By Christmastime it had not sold, and she had to vacate her dorm for winter break. But she couldn’t stay in the North Carolina house, because there was no power or water. Instead, she slept on friends’ couches. She hit a low point.
Then a phone call came from out of the past. It was her favorite high school teacher, Mrs. Evans. Would Frick like to come spend Christmas with her and her family?
Lori and Chad Evans had a son, then 9, and a daughter, 14. Frick shared a bed with the girl for two weeks. Before Frick returned to school, the Evanses offered to convert their dining room into a bedroom so she could stay with them whenever she was off from classes.
The family “has been a huge blessing to me,” Frick said. “I started going back there during all of my breaks.”
In March 2019, the Evanses went a step further, officially adopting her.
“Megan just completed our family,” said Lori Evans. “She’s overcome so much. We’re super proud of her.”
Frick had never heard of adult adoption, “but they adopted me so that I could have health insurance and so they would officially be saying that they are taking care of me the way that my mom would have wanted.”
When it came time to look at graduate schools, Frick visited and applied to just one institution: ODU. The brother of a friend had gone there. When the Evanses drove her to campus, she knew instantly: “In my head and in my heart, this was the place.”
In the doctor of physical therapy (DPT) program, she quickly found her area of focus.
“Neurological conditions are my jam,” Frick said, “because I love the way the brain works. People who have had strokes or have other neurological conditions are really where you see the most drastic change in someone’s status.
“And I think it takes really special people to work with those individuals, because it can be draining at times and you have to have empathy and patience. And what also drew me to that population was, like, these are the people I think I can help the most.”

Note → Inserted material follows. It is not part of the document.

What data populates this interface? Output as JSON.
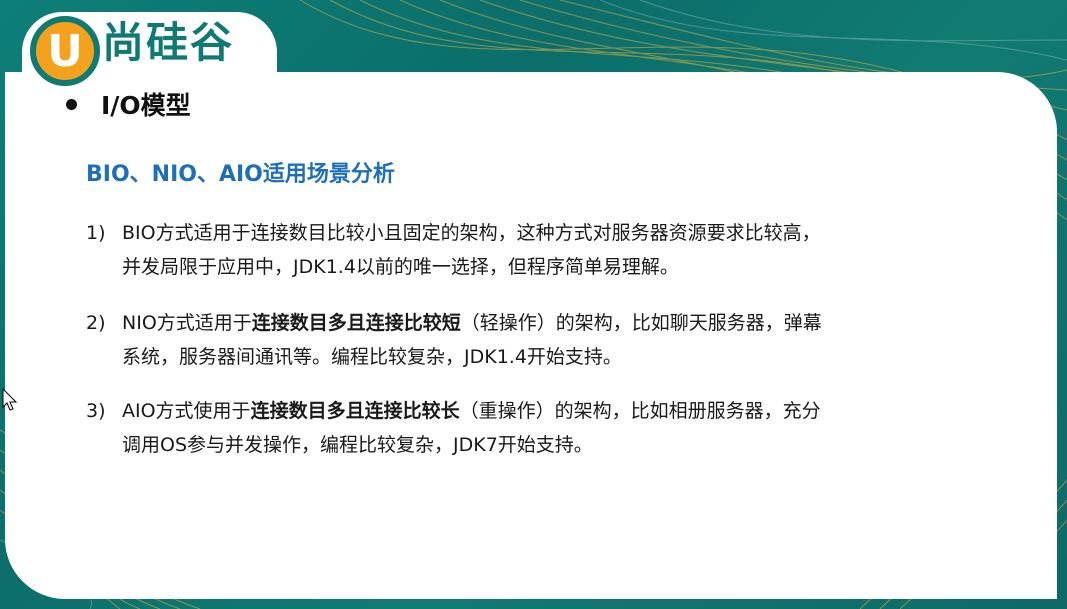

She was wowed by the standardized patient program ODU offers through EVMS, where people portray patients for the training of healthcare professionals, and by ODU Monarch Physical Therapy’s high-tech pair of bionic legs, known as REX, which allow the wearer to experience normal movement patterns, even when the person's muscles can't activate themselves.
"Megan was a terrific student in the DPT program, and I am delighted that she joined our team at ODU Monarch Physical Therapy when she graduated," said Assistant Professor Lisa Koperna, who directs the clinic.
Frick said of her experience in the program: “Honestly, it's just been everything that I could have imagined.”
After her mother died, Frick started brainstorming ways to help people recognize the symptoms of disease, especially uninsured people who don’t see a doctor regularly. People like her mom.
Late last year, Frick started a knowledge bank and health screening initiative she calls S.I.M.plify Healthcare, using her mother’s initials. It’s designed, she says, to help improve health literacy and provide accessible resources to underserved communities. She distributes health information using her personal social media accounts.
“I've been creating graphics that cover anything from high blood pressure to diabetes to Parkinson's disease – I'm trying to kind of run the gamut, to show as many people as possible different things to look out for and let them know when they need to get checked out.”
As part of her activities, she is partnering with the Boys & Girls Club of America for a community health day June 10 at 629 Hampton Ave. in Newport News. Healthcare professionals and local graduate students will be on hand to offer free screenings.
S.I.M.plify Healthcare will get a plug when Frick presents her platform at the Miss Virginia event. She’ll compete on June 29 in lifestyle & fitness and evening gown competitions, and answer a question onstage. For the talent portion on June 30, she’ll sing a Broadway number – she can’t reveal which one – that encapsulates her journey.
That $20,000 in scholarship money would come in handy, given that she’d like to work on a Ph.D. Regardless of the outcome, she vows to keep working hard.
"In everything I do now,” she said, “I always think of how proud my mom would be of me."